同社の創設者であるNick Woodは、「音楽や音は、あらゆるところに存在していますが、デザインされることは少ない」と述べ、ボルチモアの音を定義する際には、外部からの視点だけではなく、地元のアーティストたちの感性を大切にしたいとの意向を示しました。
市民の声が反映されたアンセム
Visit BaltimoreのKireem Swinton社長は、「The B-sideは、市民が自らのストーリーを反映することができる」というメッセージを強調。このプロジェクトは観光促進だけでなく、地域の経済活性化も期待されています。
2025年9月16日、11名のボルチモア出身アーティストが集まり、制作ワークショップが行われました。彼らは「ボルチモアとは何か」を議論し、その結果生まれたアイデアが楽曲の基盤となったのです。
アンセム「From the B-side」は、以下の7名のアーティストによって制作されました!
- - Black Assets(リードボーカル)
- - Chloe Smith(ピアノ)
- - Brandon Woody(トランペット)
- - Jay R Neutron
- - Ducky Dynamo
- - JXHN TYLXR
- - Jeremiah Thompson
このチームは、ワークショップの後約2週間をかけて、それぞれの楽器パートを創り上げていきました。
街の音が生きる楽曲
さらには、2025年9月30日から10月3日にかけて、Nick Wood Musicはボルチモアの録音エンジニアと共に、街中の音をフィールドレコーディングしました。歴史的なフォート・マクヘンリーや、朝のウォーターフロント地区の音、地元商店の活気、さらにはマーチングバンドの演奏など、都市の音を収録しています。

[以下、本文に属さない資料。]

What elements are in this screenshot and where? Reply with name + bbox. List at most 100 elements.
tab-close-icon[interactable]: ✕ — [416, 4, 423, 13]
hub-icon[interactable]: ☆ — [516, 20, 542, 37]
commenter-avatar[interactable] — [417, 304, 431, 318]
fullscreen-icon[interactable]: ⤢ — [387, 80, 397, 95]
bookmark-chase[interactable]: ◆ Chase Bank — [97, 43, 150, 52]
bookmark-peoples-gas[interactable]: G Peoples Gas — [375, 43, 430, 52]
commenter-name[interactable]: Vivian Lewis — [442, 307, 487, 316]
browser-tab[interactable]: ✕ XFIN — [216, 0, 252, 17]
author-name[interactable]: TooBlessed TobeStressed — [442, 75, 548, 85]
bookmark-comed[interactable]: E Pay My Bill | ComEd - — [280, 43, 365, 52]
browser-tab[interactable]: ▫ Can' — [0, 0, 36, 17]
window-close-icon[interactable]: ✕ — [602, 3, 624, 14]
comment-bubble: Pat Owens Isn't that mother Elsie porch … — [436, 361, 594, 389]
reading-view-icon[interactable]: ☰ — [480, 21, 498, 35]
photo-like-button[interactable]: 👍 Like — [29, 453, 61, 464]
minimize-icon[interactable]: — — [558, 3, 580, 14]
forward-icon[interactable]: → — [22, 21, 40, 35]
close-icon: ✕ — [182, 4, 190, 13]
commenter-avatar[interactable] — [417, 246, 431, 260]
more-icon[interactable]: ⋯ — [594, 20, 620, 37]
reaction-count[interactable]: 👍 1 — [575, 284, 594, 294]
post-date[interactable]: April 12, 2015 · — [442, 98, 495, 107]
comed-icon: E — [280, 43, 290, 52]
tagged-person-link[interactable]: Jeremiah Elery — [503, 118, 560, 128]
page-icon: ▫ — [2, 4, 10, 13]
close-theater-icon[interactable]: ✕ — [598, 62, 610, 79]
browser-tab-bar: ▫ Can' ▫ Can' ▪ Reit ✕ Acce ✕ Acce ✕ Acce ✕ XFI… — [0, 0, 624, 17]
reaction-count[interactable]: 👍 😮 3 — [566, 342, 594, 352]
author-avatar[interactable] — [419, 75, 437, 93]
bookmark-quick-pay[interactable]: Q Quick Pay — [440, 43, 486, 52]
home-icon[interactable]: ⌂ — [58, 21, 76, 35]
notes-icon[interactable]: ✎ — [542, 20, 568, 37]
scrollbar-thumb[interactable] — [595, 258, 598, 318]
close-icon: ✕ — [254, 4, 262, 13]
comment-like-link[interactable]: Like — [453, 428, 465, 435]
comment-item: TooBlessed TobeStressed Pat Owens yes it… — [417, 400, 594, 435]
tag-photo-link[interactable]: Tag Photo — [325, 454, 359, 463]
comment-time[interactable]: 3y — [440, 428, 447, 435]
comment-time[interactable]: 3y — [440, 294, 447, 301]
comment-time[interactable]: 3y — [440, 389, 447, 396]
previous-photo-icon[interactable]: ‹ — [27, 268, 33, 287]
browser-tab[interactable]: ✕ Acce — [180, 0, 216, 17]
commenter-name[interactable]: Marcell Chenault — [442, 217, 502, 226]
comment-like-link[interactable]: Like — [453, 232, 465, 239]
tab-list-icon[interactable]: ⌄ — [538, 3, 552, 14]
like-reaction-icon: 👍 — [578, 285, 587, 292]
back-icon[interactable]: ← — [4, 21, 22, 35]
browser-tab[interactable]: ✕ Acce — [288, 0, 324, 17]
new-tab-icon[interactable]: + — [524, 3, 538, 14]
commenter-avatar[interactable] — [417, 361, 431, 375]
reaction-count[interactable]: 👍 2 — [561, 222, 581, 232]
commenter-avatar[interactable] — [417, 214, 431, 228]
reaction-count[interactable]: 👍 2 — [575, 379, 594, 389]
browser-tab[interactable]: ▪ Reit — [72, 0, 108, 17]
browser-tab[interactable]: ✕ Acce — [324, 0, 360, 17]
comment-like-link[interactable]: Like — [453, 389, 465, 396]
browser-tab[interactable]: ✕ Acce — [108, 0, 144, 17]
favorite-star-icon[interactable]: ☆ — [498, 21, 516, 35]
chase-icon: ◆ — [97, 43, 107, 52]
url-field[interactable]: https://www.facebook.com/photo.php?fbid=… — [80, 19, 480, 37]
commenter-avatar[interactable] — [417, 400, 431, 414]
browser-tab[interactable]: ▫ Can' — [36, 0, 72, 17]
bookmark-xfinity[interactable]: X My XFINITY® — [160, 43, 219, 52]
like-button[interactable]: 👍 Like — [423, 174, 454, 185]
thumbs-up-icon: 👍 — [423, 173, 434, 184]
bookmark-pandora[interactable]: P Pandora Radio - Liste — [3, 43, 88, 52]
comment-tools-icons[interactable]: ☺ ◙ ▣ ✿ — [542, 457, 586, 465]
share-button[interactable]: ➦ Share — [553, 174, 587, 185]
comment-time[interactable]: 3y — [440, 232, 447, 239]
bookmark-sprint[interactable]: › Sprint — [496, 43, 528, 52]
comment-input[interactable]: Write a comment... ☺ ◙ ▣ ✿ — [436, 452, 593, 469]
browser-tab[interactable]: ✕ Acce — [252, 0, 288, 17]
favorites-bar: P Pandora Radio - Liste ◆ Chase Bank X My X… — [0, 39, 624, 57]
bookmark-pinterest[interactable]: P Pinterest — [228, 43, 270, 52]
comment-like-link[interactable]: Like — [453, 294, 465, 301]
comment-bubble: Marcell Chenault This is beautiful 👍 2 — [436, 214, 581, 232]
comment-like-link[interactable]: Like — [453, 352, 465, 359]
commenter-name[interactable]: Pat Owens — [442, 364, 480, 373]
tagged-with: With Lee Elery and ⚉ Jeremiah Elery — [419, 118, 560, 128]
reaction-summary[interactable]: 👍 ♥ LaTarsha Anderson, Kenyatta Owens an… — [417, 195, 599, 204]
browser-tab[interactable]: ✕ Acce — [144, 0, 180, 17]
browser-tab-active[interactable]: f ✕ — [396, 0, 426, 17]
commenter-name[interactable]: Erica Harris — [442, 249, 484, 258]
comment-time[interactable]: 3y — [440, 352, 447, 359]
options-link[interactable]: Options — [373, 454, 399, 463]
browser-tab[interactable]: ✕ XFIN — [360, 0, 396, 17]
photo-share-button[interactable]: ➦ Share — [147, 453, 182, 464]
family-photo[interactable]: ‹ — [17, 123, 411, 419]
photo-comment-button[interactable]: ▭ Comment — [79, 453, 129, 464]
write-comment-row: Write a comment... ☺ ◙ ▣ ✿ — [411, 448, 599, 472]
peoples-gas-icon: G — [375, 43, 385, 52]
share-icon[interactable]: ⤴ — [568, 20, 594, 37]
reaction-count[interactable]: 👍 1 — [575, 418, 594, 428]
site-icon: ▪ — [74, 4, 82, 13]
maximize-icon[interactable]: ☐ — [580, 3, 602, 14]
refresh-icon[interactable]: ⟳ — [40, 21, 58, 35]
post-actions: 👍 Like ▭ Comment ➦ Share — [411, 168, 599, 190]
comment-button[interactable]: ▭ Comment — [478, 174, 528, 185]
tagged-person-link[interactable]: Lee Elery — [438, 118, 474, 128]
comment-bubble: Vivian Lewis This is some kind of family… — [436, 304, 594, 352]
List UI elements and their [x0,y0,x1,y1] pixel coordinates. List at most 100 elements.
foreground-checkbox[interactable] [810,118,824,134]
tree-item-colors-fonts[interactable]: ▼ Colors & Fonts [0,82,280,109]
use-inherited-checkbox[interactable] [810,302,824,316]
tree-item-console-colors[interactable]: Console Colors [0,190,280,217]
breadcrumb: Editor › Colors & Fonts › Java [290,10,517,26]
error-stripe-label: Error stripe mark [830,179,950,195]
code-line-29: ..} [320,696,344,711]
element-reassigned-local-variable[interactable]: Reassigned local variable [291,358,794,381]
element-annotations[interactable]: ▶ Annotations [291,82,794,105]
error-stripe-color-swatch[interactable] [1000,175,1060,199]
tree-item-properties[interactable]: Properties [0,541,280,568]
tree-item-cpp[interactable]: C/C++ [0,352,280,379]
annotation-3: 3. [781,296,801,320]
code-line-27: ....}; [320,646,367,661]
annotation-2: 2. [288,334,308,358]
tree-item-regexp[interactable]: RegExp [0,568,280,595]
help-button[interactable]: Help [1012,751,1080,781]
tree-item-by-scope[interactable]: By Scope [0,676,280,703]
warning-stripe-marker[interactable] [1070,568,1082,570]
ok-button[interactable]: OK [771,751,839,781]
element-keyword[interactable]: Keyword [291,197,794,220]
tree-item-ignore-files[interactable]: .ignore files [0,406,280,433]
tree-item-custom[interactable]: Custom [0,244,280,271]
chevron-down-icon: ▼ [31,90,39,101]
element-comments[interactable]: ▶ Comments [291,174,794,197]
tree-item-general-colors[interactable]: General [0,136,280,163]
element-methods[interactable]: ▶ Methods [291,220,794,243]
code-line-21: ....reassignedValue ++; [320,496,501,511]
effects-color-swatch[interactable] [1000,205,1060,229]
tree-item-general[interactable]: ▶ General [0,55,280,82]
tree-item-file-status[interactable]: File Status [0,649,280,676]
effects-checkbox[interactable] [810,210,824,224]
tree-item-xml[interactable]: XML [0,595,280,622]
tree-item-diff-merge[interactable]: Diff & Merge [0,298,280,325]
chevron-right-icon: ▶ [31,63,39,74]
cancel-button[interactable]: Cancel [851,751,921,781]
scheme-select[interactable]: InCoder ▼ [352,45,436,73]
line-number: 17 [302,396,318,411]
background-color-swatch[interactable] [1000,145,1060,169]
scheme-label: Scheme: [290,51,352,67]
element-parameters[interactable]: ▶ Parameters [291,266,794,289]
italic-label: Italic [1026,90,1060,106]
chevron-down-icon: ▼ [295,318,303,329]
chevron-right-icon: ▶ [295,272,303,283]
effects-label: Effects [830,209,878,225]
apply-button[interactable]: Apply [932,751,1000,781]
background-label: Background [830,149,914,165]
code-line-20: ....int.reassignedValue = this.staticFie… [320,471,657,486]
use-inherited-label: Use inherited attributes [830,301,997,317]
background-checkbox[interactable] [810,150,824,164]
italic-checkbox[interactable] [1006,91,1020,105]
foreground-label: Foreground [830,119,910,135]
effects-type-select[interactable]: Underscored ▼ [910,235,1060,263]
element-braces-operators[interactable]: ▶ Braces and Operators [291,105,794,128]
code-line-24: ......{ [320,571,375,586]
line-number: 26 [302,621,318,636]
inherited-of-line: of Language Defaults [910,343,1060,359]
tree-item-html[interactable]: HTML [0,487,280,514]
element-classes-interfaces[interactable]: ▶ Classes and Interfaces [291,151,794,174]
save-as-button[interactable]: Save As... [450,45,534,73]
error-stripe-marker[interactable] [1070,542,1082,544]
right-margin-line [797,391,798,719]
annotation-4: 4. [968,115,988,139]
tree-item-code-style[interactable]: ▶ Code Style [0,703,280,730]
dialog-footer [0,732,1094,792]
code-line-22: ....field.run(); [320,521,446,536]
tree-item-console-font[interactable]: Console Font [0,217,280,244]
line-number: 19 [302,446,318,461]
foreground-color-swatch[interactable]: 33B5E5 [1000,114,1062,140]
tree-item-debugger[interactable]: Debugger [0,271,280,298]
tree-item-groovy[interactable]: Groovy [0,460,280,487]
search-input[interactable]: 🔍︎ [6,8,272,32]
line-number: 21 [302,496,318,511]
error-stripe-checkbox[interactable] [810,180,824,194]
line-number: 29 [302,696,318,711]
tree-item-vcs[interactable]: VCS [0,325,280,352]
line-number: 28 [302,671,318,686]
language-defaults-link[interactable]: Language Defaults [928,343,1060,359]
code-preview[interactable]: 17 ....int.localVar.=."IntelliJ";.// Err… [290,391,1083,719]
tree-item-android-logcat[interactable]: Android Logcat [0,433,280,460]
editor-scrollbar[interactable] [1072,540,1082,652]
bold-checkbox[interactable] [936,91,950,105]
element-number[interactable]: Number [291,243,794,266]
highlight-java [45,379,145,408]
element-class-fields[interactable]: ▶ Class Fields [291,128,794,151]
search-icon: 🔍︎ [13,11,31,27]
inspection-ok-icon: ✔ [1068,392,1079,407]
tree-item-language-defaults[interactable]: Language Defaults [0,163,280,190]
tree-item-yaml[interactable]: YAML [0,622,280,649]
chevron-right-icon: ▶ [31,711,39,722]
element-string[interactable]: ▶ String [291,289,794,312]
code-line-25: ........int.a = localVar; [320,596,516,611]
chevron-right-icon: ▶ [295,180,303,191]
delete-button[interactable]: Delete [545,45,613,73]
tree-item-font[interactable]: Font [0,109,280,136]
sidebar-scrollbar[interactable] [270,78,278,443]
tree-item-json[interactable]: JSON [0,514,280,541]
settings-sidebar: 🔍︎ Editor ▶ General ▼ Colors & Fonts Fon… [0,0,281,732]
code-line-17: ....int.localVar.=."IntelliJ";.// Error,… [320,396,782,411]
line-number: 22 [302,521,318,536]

これらの環境音がアーティストの演奏と融合し、「From the B-side」は単なる楽曲ではなく、ボルチモアそのものを感じさせる作品として完成しました。音の編集はMusic EditorのAlan Mawdsleyが担当し、 テーマとストーリーを持つトラックに仕上げられました。
音楽と感情
Mawdsleyは「多くのブランドが目に見えるものに投資する中、感じるものに投資するのは極めて少ない」と述べ、音楽によるブランド体験の重要性を強調しています。このプロジェクトを通じて、音楽は街を語る強力な手段であることを証明したのです。
Nick Wood MusicとVisit Baltimoreが協力した「The B-side of Baltimore」は、音楽を通じて市民の誇りを取り戻し、ボルチモアの新たな魅力を世界に伝える重要な取り組みとして、今後も注目され続けるでしょう。